By 1613, the year this picture is dated, Cornelis van der Voort was one of the most renowned portraitists working in Amsterdam and a key figure in the genre’s development in early 17th-century Holland. This work is one of the earliest known portraits in three-quarter-length format from van der Voort’s artistic maturity. With little record of his output before 1600, it is not until 1614 that we find an uninterrupted series of works that continue to his death (R. Ekkard and Q. Buvelot, Dutch Portraits: The Age of Rembrandt and Frans Hals, The Hague, London and Zwolle, 2007, p. 27). The artist is particularly celebrated for introducing the life-size, full-length format to Dutch portraiture with his paintings of Cornelis Bicker van Swieten and Artgen Witsen of 1618 (both sold Sotheby’s, London, 5 July 1995, lot 8).
In the early 17th century, portraiture in the Dutch Republic was at a crossroads between religious restrictions on self-expression and a new liberation of the individual in society, propelled by the Republic’s military struggles and monumental rise as one of the greatest economic and maritime powers in the world. The genre flowered with the demands of both nobles and a new elite mercantile class, who looked to it as a means of shaping and immortalising a personal and collective identity. As a forerunner to the portrait tradition in Amsterdam, van der Voort built on the work of his predecessors, Pieter and Aert Pietersz (the latter his presumed teacher) and Frans Pourbus the Elder, while his three-quarter and half-length works show the influence of his contemporaries Michiel Jansz. van Mierevelt and Jan Anthonisz. van Ravesteyn.

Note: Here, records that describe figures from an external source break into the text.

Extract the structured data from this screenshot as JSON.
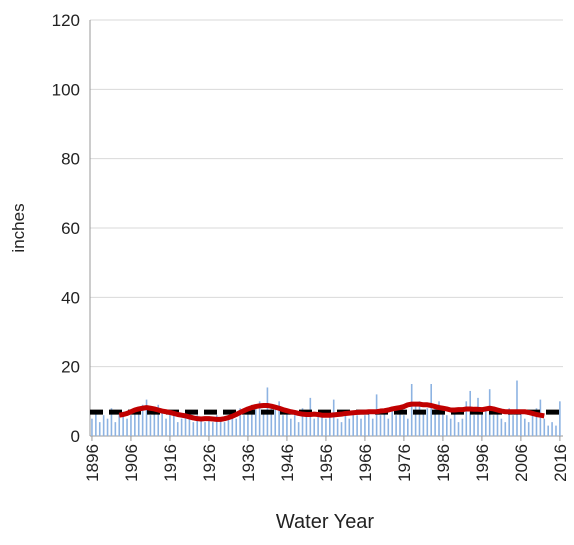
{
  "chart_data": {
    "type": "bar",
    "x": [
      1896,
      1897,
      1898,
      1899,
      1900,
      1901,
      1902,
      1903,
      1904,
      1905,
      1906,
      1907,
      1908,
      1909,
      1910,
      1911,
      1912,
      1913,
      1914,
      1915,
      1916,
      1917,
      1918,
      1919,
      1920,
      1921,
      1922,
      1923,
      1924,
      1925,
      1926,
      1927,
      1928,
      1929,
      1930,
      1931,
      1932,
      1933,
      1934,
      1935,
      1936,
      1937,
      1938,
      1939,
      1940,
      1941,
      1942,
      1943,
      1944,
      1945,
      1946,
      1947,
      1948,
      1949,
      1950,
      1951,
      1952,
      1953,
      1954,
      1955,
      1956,
      1957,
      1958,
      1959,
      1960,
      1961,
      1962,
      1963,
      1964,
      1965,
      1966,
      1967,
      1968,
      1969,
      1970,
      1971,
      1972,
      1973,
      1974,
      1975,
      1976,
      1977,
      1978,
      1979,
      1980,
      1981,
      1982,
      1983,
      1984,
      1985,
      1986,
      1987,
      1988,
      1989,
      1990,
      1991,
      1992,
      1993,
      1994,
      1995,
      1996,
      1997,
      1998,
      1999,
      2000,
      2001,
      2002,
      2003,
      2004,
      2005,
      2006,
      2007,
      2008,
      2009,
      2010,
      2011,
      2012,
      2013,
      2014,
      2015,
      2016
    ],
    "series": [
      {
        "type": "bar",
        "color": "#8db3e2",
        "values": [
          5,
          7,
          4,
          6,
          5,
          8,
          4,
          6,
          7,
          5,
          6,
          8,
          7,
          9,
          10.5,
          6,
          8,
          9,
          7,
          5,
          7,
          6,
          4,
          5,
          6,
          5,
          4,
          6,
          5,
          4,
          5,
          4,
          6,
          5,
          4,
          6,
          7,
          5,
          8,
          6,
          7,
          9,
          8,
          10,
          7,
          14,
          9,
          8,
          10,
          6,
          7,
          5,
          6,
          4,
          8,
          6,
          11,
          5,
          6,
          7,
          5,
          6,
          10.5,
          5,
          4,
          6,
          5,
          7,
          6,
          5,
          6,
          7,
          5,
          12,
          6,
          7,
          5,
          8,
          6,
          7,
          6,
          5,
          15,
          9,
          10,
          7,
          8,
          15,
          9,
          10,
          7,
          6,
          5,
          8,
          4,
          5,
          10,
          13,
          6,
          11,
          7,
          8,
          13.5,
          6,
          7,
          5,
          4,
          8,
          6,
          16,
          7,
          5,
          4,
          6,
          8,
          10.5,
          5,
          3,
          4,
          3,
          10
        ]
      },
      {
        "type": "line",
        "color": "#c00000",
        "values": [
          null,
          null,
          null,
          null,
          null,
          null,
          null,
          6,
          6.2,
          6.5,
          7,
          7.5,
          7.8,
          8,
          8.2,
          8,
          7.8,
          7.5,
          7.2,
          7,
          6.8,
          6.5,
          6.2,
          6,
          5.8,
          5.5,
          5.2,
          5,
          4.9,
          5,
          5,
          4.9,
          4.8,
          4.8,
          5,
          5.3,
          5.7,
          6.2,
          6.8,
          7.3,
          7.8,
          8.2,
          8.5,
          8.7,
          8.8,
          8.8,
          8.6,
          8.3,
          8,
          7.6,
          7.3,
          7,
          6.8,
          6.5,
          6.3,
          6.2,
          6.2,
          6.3,
          6.2,
          6,
          6,
          6,
          6.1,
          6.2,
          6.3,
          6.5,
          6.6,
          6.7,
          6.8,
          6.9,
          6.9,
          7,
          7,
          7,
          7.2,
          7.3,
          7.5,
          7.8,
          8,
          8.2,
          8.5,
          9,
          9.2,
          9.2,
          9.2,
          9,
          9,
          8.8,
          8.5,
          8.2,
          8,
          7.8,
          7.5,
          7.5,
          7.6,
          7.6,
          7.8,
          7.8,
          7.7,
          7.7,
          7.6,
          7.8,
          8,
          7.8,
          7.5,
          7.2,
          7,
          7,
          7,
          7,
          7,
          7,
          6.8,
          6.5,
          6.2,
          6,
          5.8,
          null,
          null,
          null,
          null
        ]
      }
    ],
    "reference_line": {
      "value": 6.9,
      "color": "#000000",
      "dashed": true
    },
    "xlabel": "Water Year",
    "ylabel": "inches",
    "xlim": [
      1895.5,
      2016.8
    ],
    "xticks": [
      1896,
      1906,
      1916,
      1926,
      1936,
      1946,
      1956,
      1966,
      1976,
      1986,
      1996,
      2006,
      2016
    ],
    "ylim": [
      0,
      120
    ],
    "yticks": [
      0,
      20,
      40,
      60,
      80,
      100,
      120
    ],
    "grid": true
  }
}
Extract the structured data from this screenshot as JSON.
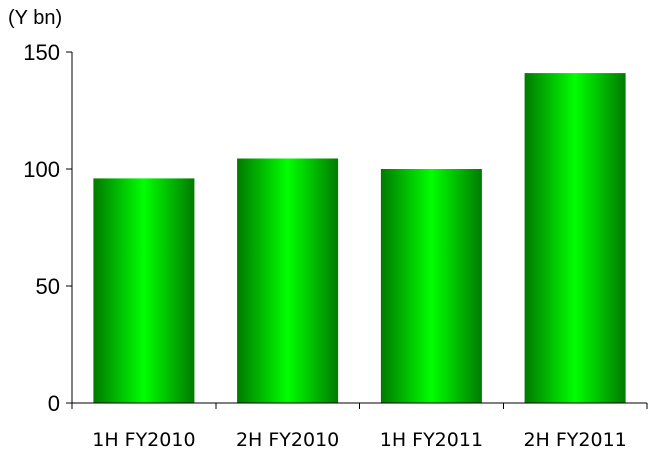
{
  "chart_data": {
    "type": "bar",
    "title": "",
    "unit_label": "(Y bn)",
    "xlabel": "",
    "ylabel": "",
    "categories": [
      "1H FY2010",
      "2H FY2010",
      "1H FY2011",
      "2H FY2011"
    ],
    "series": [
      {
        "values": [
          96,
          104.5,
          100,
          141
        ]
      }
    ],
    "ylim": [
      0,
      150
    ],
    "yticks": [
      0,
      50,
      100,
      150
    ],
    "grid": false,
    "legend": "none",
    "bar_color_dark": "#007a00",
    "bar_color_light": "#00ff00"
  }
}
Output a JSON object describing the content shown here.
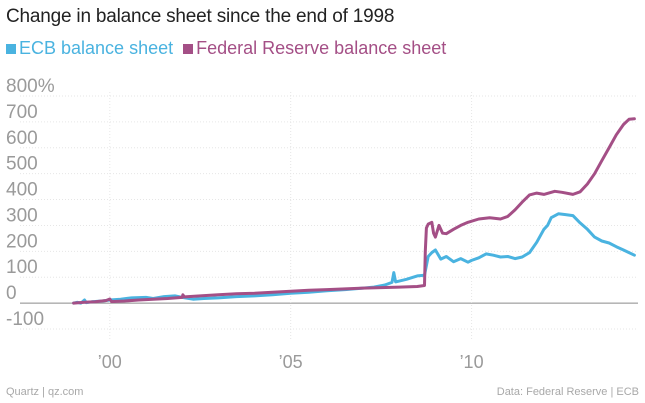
{
  "chart_data": {
    "type": "line",
    "title": "Change in balance sheet since the end of 1998",
    "xlabel": "",
    "ylabel": "",
    "ylim": [
      -100,
      800
    ],
    "xlim": [
      1998.9,
      2014.6
    ],
    "y_ticks": [
      {
        "value": 800,
        "label": "800%"
      },
      {
        "value": 700,
        "label": "700"
      },
      {
        "value": 600,
        "label": "600"
      },
      {
        "value": 500,
        "label": "500"
      },
      {
        "value": 400,
        "label": "400"
      },
      {
        "value": 300,
        "label": "300"
      },
      {
        "value": 200,
        "label": "200"
      },
      {
        "value": 100,
        "label": "100"
      },
      {
        "value": 0,
        "label": "0"
      },
      {
        "value": -100,
        "label": "-100"
      }
    ],
    "x_ticks": [
      {
        "value": 2000,
        "label": "’00"
      },
      {
        "value": 2005,
        "label": "’05"
      },
      {
        "value": 2010,
        "label": "’10"
      }
    ],
    "grid": true,
    "legend_position": "top-left",
    "series": [
      {
        "name": "ECB balance sheet",
        "color": "#4ab3e0",
        "points": [
          [
            1999.0,
            0
          ],
          [
            1999.1,
            3
          ],
          [
            1999.2,
            0
          ],
          [
            1999.3,
            12
          ],
          [
            1999.35,
            2
          ],
          [
            1999.5,
            5
          ],
          [
            1999.8,
            8
          ],
          [
            2000.0,
            12
          ],
          [
            2000.3,
            15
          ],
          [
            2000.6,
            20
          ],
          [
            2001.0,
            22
          ],
          [
            2001.2,
            18
          ],
          [
            2001.5,
            25
          ],
          [
            2001.8,
            28
          ],
          [
            2002.0,
            22
          ],
          [
            2002.3,
            15
          ],
          [
            2002.6,
            18
          ],
          [
            2003.0,
            20
          ],
          [
            2003.5,
            25
          ],
          [
            2004.0,
            28
          ],
          [
            2004.5,
            32
          ],
          [
            2005.0,
            38
          ],
          [
            2005.5,
            42
          ],
          [
            2006.0,
            48
          ],
          [
            2006.5,
            52
          ],
          [
            2007.0,
            58
          ],
          [
            2007.3,
            62
          ],
          [
            2007.6,
            70
          ],
          [
            2007.8,
            80
          ],
          [
            2007.85,
            118
          ],
          [
            2007.9,
            82
          ],
          [
            2008.2,
            92
          ],
          [
            2008.5,
            105
          ],
          [
            2008.7,
            108
          ],
          [
            2008.8,
            180
          ],
          [
            2008.9,
            195
          ],
          [
            2009.0,
            205
          ],
          [
            2009.15,
            170
          ],
          [
            2009.3,
            180
          ],
          [
            2009.5,
            160
          ],
          [
            2009.7,
            172
          ],
          [
            2009.9,
            158
          ],
          [
            2010.0,
            165
          ],
          [
            2010.2,
            175
          ],
          [
            2010.4,
            190
          ],
          [
            2010.6,
            185
          ],
          [
            2010.8,
            178
          ],
          [
            2011.0,
            180
          ],
          [
            2011.2,
            172
          ],
          [
            2011.4,
            178
          ],
          [
            2011.6,
            195
          ],
          [
            2011.8,
            235
          ],
          [
            2011.9,
            260
          ],
          [
            2012.0,
            285
          ],
          [
            2012.1,
            300
          ],
          [
            2012.2,
            330
          ],
          [
            2012.4,
            345
          ],
          [
            2012.6,
            342
          ],
          [
            2012.8,
            338
          ],
          [
            2013.0,
            310
          ],
          [
            2013.2,
            285
          ],
          [
            2013.4,
            255
          ],
          [
            2013.6,
            240
          ],
          [
            2013.8,
            232
          ],
          [
            2014.0,
            218
          ],
          [
            2014.2,
            205
          ],
          [
            2014.35,
            195
          ],
          [
            2014.5,
            185
          ]
        ]
      },
      {
        "name": "Federal Reserve balance sheet",
        "color": "#a44f86",
        "points": [
          [
            1999.0,
            0
          ],
          [
            1999.3,
            3
          ],
          [
            1999.6,
            5
          ],
          [
            1999.9,
            10
          ],
          [
            2000.0,
            16
          ],
          [
            2000.05,
            6
          ],
          [
            2000.4,
            8
          ],
          [
            2000.8,
            12
          ],
          [
            2001.2,
            15
          ],
          [
            2001.6,
            18
          ],
          [
            2002.0,
            22
          ],
          [
            2002.02,
            32
          ],
          [
            2002.06,
            24
          ],
          [
            2002.5,
            28
          ],
          [
            2003.0,
            32
          ],
          [
            2003.5,
            36
          ],
          [
            2004.0,
            38
          ],
          [
            2004.5,
            42
          ],
          [
            2005.0,
            46
          ],
          [
            2005.5,
            50
          ],
          [
            2006.0,
            52
          ],
          [
            2006.5,
            55
          ],
          [
            2007.0,
            58
          ],
          [
            2007.5,
            60
          ],
          [
            2008.0,
            62
          ],
          [
            2008.5,
            64
          ],
          [
            2008.7,
            68
          ],
          [
            2008.72,
            200
          ],
          [
            2008.75,
            290
          ],
          [
            2008.8,
            305
          ],
          [
            2008.9,
            312
          ],
          [
            2008.95,
            270
          ],
          [
            2009.0,
            255
          ],
          [
            2009.1,
            300
          ],
          [
            2009.2,
            270
          ],
          [
            2009.3,
            268
          ],
          [
            2009.5,
            285
          ],
          [
            2009.7,
            300
          ],
          [
            2009.9,
            312
          ],
          [
            2010.2,
            325
          ],
          [
            2010.5,
            330
          ],
          [
            2010.8,
            325
          ],
          [
            2011.0,
            335
          ],
          [
            2011.2,
            360
          ],
          [
            2011.4,
            390
          ],
          [
            2011.6,
            418
          ],
          [
            2011.8,
            425
          ],
          [
            2012.0,
            420
          ],
          [
            2012.3,
            432
          ],
          [
            2012.5,
            428
          ],
          [
            2012.8,
            420
          ],
          [
            2013.0,
            430
          ],
          [
            2013.2,
            460
          ],
          [
            2013.4,
            500
          ],
          [
            2013.6,
            550
          ],
          [
            2013.8,
            600
          ],
          [
            2014.0,
            650
          ],
          [
            2014.2,
            690
          ],
          [
            2014.35,
            710
          ],
          [
            2014.5,
            712
          ]
        ]
      }
    ]
  },
  "footer": {
    "source_left": "Quartz | qz.com",
    "source_right": "Data: Federal Reserve | ECB"
  }
}
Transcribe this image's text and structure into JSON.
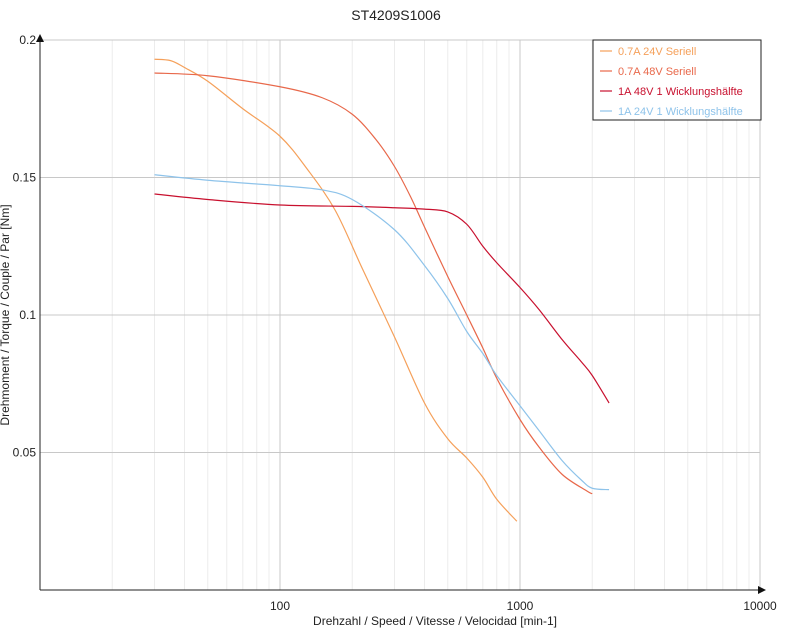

Positioned facing to the left, this portrait may originally have been paired with a portrait of the sitter’s husband, painted to commemorate their marriage or a significant event. While the identity of the present sitter has been lost, much can be gleaned from her costume. Poses in portraits of this type were generally taken from pre-existing models, however archival sources indicate that patrons often wished their garments and jewels to be depicted with great fidelity and precision, so would frequently leave them with the artist to be copied (M. de Winkel, Fashion and Fancy: Dress and Meaning in Rembrandt’s Paintings, Amsterdam, 2006, p. 21). Sartorial ornamentation was one of the most prominent features of portraits at this date, attesting to a growing interest in fashion. Netherlandish variants of Spanish dress were in particular vogue, as seen in this sitter’s open-fronted gown, or vlieger, which developed from the Spanish ropa and was a trademark of wealthy married women of the Dutch urban elite. There was a prevailing trend for black in contemporary costume, suggestive of modesty and austerity. In the present picture, the black material accentuates the costume’s jewels, embroidery and lacework with dramatic effect. Every stitch of the stomacher glistens in a rich impasto, giving the flower motif a tangible quality. These pictorial attributes reflected the sitter’s wealth, power and social status. The intricacy of detail in this portrait is comparable to that in van der Voort’s masterful Portrait of Brechtje Overrijn van Schoterbosch of 1614 (Amsterdam, Rijksmuseum, Inv. No. SK-A-124), the design of which is equally sumptuous, though the palette is a little more monochromatic. While her identity remains a mystery, this portrait typifies an important shift in the style of Amsterdam portraiture and displays an elegance that moves beyond the typical sobriety of images of affluent Dutch society.